With Chris Tomkinson
BA Political Science UNSW/ Dip Performing Arts [Theatre] WAAPA
What influences a persons’ ability to communicate?
“The key quality is the ability to both ‘give and receive’ – communicating what you need to and being aware of how that message is affecting your ‘interlocutor’. It helps if you can be conscious of how your own emotional state is influencing your reaction to the conversation.”
What role does listening play into communication with clients?
“It can’t really be over emphasised. The trickiest part is probably when we have to ‘listen’ for the non-verbal cues in things like tone and body language.”
When do most people learn about communicating effectively?
“Our communications habits are developed over a lifetime, we never stop learning – or, at least, we have the capacity to keep learning. As kids we learn what works with our parents, family and friends and we (hopefully) grow from there. As we pass through ‘the seven ages of man’ (as Shakespeare called it) we change and what we bring to each conversation changes. It’s one of those areas in life that can be constantly evolving, refining and improving.”
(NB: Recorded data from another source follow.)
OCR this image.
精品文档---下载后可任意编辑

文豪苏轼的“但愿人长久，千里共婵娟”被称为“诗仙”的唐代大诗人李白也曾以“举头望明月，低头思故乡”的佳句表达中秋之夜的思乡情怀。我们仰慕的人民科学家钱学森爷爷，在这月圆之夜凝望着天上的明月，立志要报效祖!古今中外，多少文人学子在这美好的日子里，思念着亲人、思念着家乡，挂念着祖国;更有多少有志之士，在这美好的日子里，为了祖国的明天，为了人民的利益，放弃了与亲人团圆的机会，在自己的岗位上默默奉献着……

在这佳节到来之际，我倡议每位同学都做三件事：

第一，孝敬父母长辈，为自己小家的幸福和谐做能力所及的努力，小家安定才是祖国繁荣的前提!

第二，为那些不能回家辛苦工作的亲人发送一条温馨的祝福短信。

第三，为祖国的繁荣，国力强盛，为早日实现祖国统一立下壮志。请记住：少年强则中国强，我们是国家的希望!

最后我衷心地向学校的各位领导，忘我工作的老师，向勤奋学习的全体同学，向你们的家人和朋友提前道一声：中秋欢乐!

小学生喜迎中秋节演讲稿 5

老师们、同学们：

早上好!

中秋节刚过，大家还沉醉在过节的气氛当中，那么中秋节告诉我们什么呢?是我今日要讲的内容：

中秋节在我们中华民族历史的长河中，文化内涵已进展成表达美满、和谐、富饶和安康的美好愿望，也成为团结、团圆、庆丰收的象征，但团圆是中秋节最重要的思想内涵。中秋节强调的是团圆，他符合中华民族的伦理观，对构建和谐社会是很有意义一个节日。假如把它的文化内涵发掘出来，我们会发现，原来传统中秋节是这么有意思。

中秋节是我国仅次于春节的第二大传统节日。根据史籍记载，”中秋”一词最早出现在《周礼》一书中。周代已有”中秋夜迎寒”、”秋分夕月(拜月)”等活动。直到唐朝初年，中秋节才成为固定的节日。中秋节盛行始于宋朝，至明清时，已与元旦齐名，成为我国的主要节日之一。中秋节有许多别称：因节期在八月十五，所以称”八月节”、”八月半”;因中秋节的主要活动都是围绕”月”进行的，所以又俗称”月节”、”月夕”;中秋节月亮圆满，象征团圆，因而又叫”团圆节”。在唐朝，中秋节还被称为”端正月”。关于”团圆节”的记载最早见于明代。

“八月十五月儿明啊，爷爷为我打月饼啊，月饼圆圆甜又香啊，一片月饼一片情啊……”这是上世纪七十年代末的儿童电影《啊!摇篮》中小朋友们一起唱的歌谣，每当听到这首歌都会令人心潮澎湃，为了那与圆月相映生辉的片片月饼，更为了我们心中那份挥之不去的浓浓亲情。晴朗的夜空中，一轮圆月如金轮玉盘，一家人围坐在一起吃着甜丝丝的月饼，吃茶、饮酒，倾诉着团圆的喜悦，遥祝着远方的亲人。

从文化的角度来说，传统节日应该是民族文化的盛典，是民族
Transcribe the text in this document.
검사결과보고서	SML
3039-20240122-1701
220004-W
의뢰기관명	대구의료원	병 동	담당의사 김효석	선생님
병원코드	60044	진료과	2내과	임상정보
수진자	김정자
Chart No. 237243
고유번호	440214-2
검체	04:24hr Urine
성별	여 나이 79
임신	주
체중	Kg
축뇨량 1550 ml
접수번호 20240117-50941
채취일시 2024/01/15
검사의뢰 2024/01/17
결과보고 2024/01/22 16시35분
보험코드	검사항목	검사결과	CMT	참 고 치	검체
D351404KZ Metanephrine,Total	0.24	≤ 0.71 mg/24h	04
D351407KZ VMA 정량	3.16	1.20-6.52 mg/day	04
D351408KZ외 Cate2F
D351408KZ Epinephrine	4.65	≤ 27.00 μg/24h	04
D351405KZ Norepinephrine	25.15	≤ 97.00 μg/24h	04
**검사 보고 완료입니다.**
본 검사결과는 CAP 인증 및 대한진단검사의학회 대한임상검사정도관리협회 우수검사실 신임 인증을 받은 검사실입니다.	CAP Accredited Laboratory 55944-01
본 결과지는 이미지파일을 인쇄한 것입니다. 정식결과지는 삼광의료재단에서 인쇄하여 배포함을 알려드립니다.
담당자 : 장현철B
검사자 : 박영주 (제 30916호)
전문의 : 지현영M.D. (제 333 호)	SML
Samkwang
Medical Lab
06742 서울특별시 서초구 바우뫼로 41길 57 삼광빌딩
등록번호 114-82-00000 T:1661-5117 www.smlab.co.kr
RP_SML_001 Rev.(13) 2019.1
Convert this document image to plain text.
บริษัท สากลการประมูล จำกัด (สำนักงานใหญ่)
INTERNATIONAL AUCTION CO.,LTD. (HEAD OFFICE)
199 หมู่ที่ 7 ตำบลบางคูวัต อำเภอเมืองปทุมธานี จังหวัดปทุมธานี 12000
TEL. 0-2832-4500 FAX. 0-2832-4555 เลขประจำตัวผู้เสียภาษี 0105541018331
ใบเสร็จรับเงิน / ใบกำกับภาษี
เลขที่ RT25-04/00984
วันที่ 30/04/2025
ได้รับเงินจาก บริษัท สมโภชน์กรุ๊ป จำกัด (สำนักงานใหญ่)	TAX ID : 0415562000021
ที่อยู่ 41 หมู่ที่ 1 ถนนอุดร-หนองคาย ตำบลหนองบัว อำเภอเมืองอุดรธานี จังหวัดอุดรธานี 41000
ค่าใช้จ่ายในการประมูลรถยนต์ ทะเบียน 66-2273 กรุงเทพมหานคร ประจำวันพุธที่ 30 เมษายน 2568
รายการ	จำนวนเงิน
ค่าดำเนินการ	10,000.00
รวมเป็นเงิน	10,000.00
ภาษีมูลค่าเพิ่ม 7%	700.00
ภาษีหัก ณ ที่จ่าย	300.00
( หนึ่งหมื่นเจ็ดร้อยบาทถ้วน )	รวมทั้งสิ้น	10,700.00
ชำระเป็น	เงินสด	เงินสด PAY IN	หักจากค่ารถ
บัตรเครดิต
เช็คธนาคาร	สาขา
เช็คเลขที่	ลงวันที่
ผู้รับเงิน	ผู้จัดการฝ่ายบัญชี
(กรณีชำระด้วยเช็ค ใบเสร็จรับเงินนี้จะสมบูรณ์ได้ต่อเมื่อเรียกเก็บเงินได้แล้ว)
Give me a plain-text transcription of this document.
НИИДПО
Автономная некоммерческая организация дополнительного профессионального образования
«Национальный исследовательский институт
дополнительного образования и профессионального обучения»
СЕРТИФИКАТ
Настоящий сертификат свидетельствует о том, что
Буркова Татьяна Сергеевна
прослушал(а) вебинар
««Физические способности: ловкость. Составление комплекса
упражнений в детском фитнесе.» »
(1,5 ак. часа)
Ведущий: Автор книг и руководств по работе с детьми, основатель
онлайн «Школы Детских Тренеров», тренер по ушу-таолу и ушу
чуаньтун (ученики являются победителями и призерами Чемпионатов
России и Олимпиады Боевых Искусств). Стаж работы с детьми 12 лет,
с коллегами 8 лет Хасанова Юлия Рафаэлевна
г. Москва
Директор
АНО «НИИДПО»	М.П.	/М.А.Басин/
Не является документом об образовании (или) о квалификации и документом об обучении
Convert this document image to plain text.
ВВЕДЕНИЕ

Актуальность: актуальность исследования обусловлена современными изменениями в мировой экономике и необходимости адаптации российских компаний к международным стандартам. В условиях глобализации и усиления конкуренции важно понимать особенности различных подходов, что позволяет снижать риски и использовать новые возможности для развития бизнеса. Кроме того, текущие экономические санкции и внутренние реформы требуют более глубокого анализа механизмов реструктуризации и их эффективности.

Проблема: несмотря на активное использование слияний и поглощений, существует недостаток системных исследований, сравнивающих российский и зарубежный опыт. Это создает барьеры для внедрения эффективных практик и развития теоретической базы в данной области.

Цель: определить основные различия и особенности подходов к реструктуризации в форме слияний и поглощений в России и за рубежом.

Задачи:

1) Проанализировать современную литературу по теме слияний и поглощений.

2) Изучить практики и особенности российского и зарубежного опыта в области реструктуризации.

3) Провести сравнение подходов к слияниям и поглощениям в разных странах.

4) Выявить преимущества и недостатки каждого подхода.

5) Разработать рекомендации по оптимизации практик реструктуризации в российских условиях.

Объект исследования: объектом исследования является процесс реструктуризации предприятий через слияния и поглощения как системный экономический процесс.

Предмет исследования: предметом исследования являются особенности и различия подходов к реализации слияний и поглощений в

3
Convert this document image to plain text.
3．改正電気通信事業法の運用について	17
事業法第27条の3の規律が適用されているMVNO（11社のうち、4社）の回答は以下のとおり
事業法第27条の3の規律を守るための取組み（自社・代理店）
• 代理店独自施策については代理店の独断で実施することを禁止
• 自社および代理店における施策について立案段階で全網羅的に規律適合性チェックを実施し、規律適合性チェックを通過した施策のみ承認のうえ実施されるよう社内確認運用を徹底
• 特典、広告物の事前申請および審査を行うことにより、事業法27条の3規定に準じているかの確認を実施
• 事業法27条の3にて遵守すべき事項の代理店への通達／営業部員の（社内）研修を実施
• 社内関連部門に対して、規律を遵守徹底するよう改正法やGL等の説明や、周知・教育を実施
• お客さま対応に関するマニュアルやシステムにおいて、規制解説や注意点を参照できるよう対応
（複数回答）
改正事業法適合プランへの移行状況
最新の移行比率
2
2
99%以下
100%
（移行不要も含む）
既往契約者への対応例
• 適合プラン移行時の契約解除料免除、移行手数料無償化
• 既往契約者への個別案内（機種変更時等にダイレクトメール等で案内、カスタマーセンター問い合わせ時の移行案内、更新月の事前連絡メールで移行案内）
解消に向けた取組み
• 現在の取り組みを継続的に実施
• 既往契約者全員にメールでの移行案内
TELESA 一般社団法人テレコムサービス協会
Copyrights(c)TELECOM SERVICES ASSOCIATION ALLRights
What is the #1 thing most vets get wrong about communicating with clients?
“Like most people we get caught up in our own emotional state and let it cloud our ability to give and receive, so we either become too reticent in putting forward our case or overly emphatic in doing so. Either way we’ve stopped attending to the two-way flow of information required for effective communication.”
How do you recommend addressing sensitive or embarrassing topics?
“A useful first step is to acknowledge how the situation makes you feel and ask how the people you are talking to feel. It can be a challenge for the ego to do this, but can create a useful platform for developing a constructive conversation.”